We had initially proposed three main axes to challenge epigenomic evolution during resistance acquisition in triple negative breast cancers.
For Aim1, we had planned to characterize epigenomic evolution in in vitro and ex vivo models of patient-derived xenografts (PDX) in mice based on single cell transcriptomics and epigenomics as well as a technology to monitor phylogenies of epigenomes. We have now characterized the epigenomic and transcriptiomic identity cards of drug tolerant and resistant cells in n=10 PDX models, and identified the recurrent molecular features of drug tolerant cells in triple negative breast cancers. Part of these results were published in 2022 (Marsolier et al., Nature Genetics 2022) and in 2025 (Baudre and Jouault et al., Cancer Research 2025).
For Aim2, we had planned to monitor loci undergoing epigenomic remodeling during treatment and study the mechanisms driving drug resistance to identify compounds potentially reverting drug resistance. We have focused our efforts on understanding the role of histone demethylases and methylases in drug tolerance. We have shown that the H3K27me3 balance encodes the potential of a cancer cell to tolerate the chemotherapy treatment. In vivo, we have shown that combining chemotherapy to H3K27me3 histone demethylase inhibitors delays tumor recurrence. All theses results are published in Nature Genetics in 2022 together with the results from Aim 1. Additionally, using multiple patient-derived models to isolate persister cells, we identify the hallmarks of drug persister cells across patients and treatment regimens in TNBC: high expression of basal keratins together with activation of stress response and inflammation pathways. We identify shared transcription factors that transiently drive cells into a persister state through chromatin and enhancer reprogramming. This study provides a conceptual and experimental framework to design combination strategies that broadly target persister cells and could prevent or reverse therapy tolerance. (Baudre et al., Cancer Research 2025).
For Aim3, we had proposed to study epigenomic evolution directly in patients retrospectively, studying pairs of samples before and after treatment. We firstly optimized our single cell technologies for frozen patient biopsies, data quality was quite unsatisfactory for these challenging samples. To circumvent this problem, we developed a new method with the ability to profile rare cells with higher resolution. OneCell CUT&Tag, is a method that provides high-resolution epigenomic profiles starting from a single cell, together with full-transcriptome, surface marker quantification and protein profiling, and with low input making it uniquely adapted to study cells in small quantities like those of the rare patient-derived cells (Schwager and Moutaux et al., Biorxiv, 2026). We are now successfully producing single cell epigenomic and transcriptomic data from patent derived samples and are leading large restrospective studies.

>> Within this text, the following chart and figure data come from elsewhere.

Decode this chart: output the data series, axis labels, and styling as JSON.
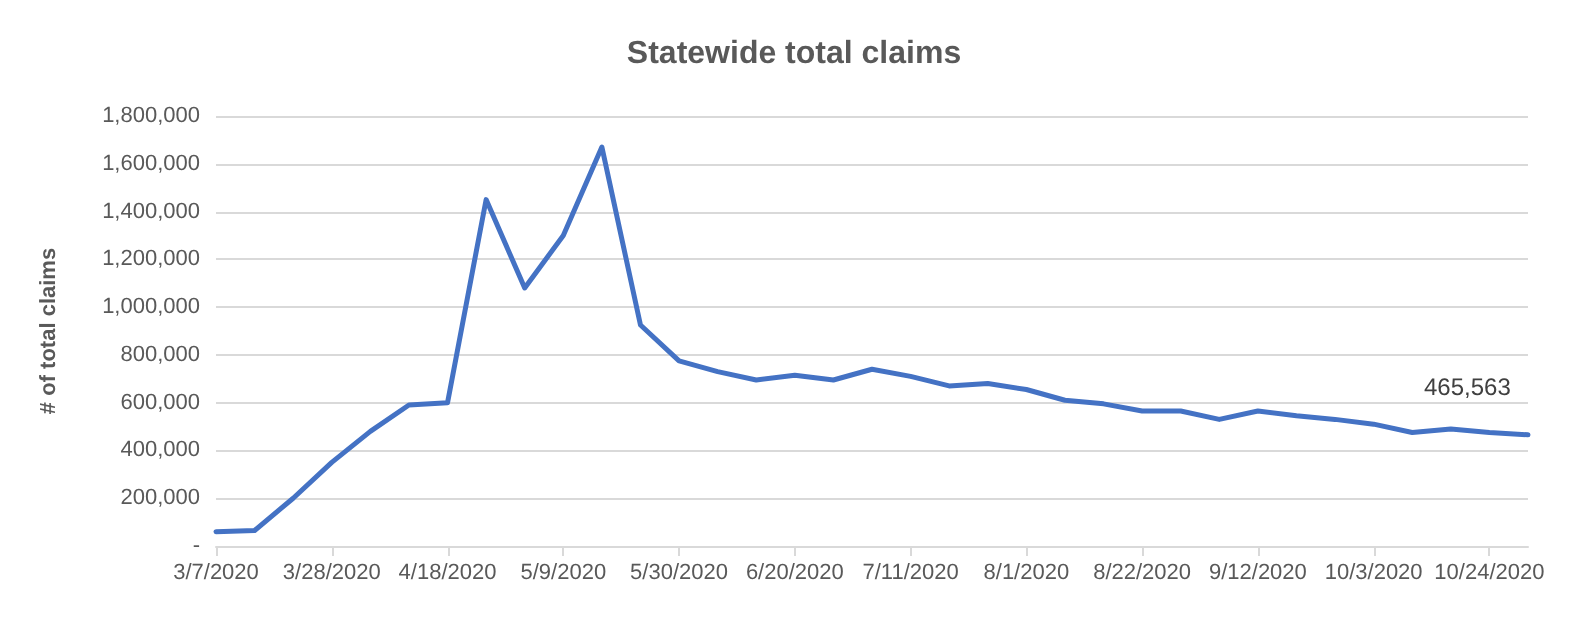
{
  "chart_data": {
    "type": "line",
    "title": "Statewide total claims",
    "ylabel": "# of total claims",
    "categories": [
      "3/7/2020",
      null,
      null,
      "3/28/2020",
      null,
      null,
      "4/18/2020",
      null,
      null,
      "5/9/2020",
      null,
      null,
      "5/30/2020",
      null,
      null,
      "6/20/2020",
      null,
      null,
      "7/11/2020",
      null,
      null,
      "8/1/2020",
      null,
      null,
      "8/22/2020",
      null,
      null,
      "9/12/2020",
      null,
      null,
      "10/3/2020",
      null,
      null,
      "10/24/2020",
      null
    ],
    "series": [
      {
        "color": "#4472c4",
        "values": [
          60000,
          65000,
          200000,
          350000,
          480000,
          590000,
          600000,
          1450000,
          1080000,
          1300000,
          1670000,
          925000,
          775000,
          730000,
          695000,
          715000,
          695000,
          740000,
          710000,
          670000,
          680000,
          655000,
          610000,
          595000,
          565000,
          565000,
          530000,
          565000,
          545000,
          530000,
          510000,
          475000,
          490000,
          475000,
          465563
        ],
        "value_labels": [
          null,
          null,
          null,
          null,
          null,
          null,
          null,
          null,
          null,
          null,
          null,
          null,
          null,
          null,
          null,
          null,
          null,
          null,
          null,
          null,
          null,
          null,
          null,
          null,
          null,
          null,
          null,
          null,
          null,
          null,
          null,
          null,
          null,
          null,
          "465,563"
        ]
      }
    ],
    "ylim": [
      0,
      1800000
    ],
    "yticks": [
      {
        "value": 0,
        "label": "-"
      },
      {
        "value": 200000,
        "label": "200,000"
      },
      {
        "value": 400000,
        "label": "400,000"
      },
      {
        "value": 600000,
        "label": "600,000"
      },
      {
        "value": 800000,
        "label": "800,000"
      },
      {
        "value": 1000000,
        "label": "1,000,000"
      },
      {
        "value": 1200000,
        "label": "1,200,000"
      },
      {
        "value": 1400000,
        "label": "1,400,000"
      },
      {
        "value": 1600000,
        "label": "1,600,000"
      },
      {
        "value": 1800000,
        "label": "1,800,000"
      }
    ],
    "grid": "y",
    "marker": "none",
    "line_style": "solid"
  }
}
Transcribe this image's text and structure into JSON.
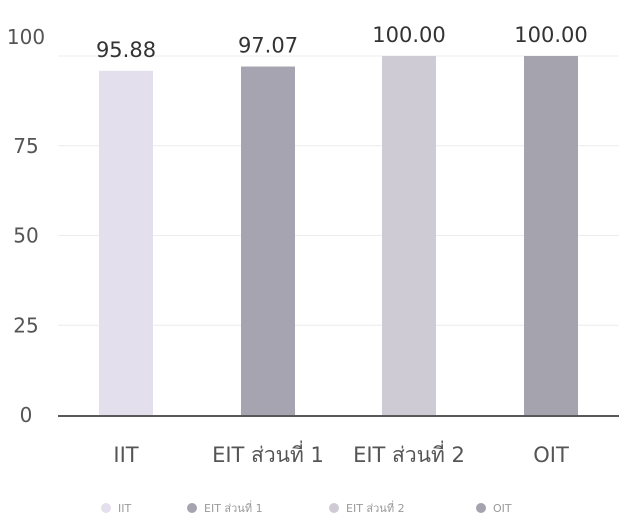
{
  "chart_data": {
    "type": "bar",
    "categories": [
      "IIT",
      "EIT ส่วนที่ 1",
      "EIT ส่วนที่ 2",
      "OIT"
    ],
    "values": [
      95.88,
      97.07,
      100.0,
      100.0
    ],
    "value_labels": [
      "95.88",
      "97.07",
      "100.00",
      "100.00"
    ],
    "colors": [
      "#e4dfec",
      "#a6a4b0",
      "#cfcbd4",
      "#a5a3ae"
    ],
    "ylim": [
      0,
      100
    ],
    "yticks": [
      0,
      25,
      50,
      75,
      100
    ],
    "grid": true,
    "legend": {
      "placement": "bottom",
      "entries": [
        "IIT",
        "EIT ส่วนที่ 1",
        "EIT ส่วนที่ 2",
        "OIT"
      ]
    }
  }
}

Altogether our work resides at the forefront of cancer epigenetics, developing creative approaches to catch epigenomic mechanisms of tumor evolution in the making – both in model systems and patients. A detailed understanding of epigenomics together with genomics will be mandatory to have an impact in cancer biology, to distinguish reversible, targetable events from heritable selected traits. A global understanding of our studies fundamentals are published in Laisné, Lupien, Vallot, Nat Rev Cancer 2025.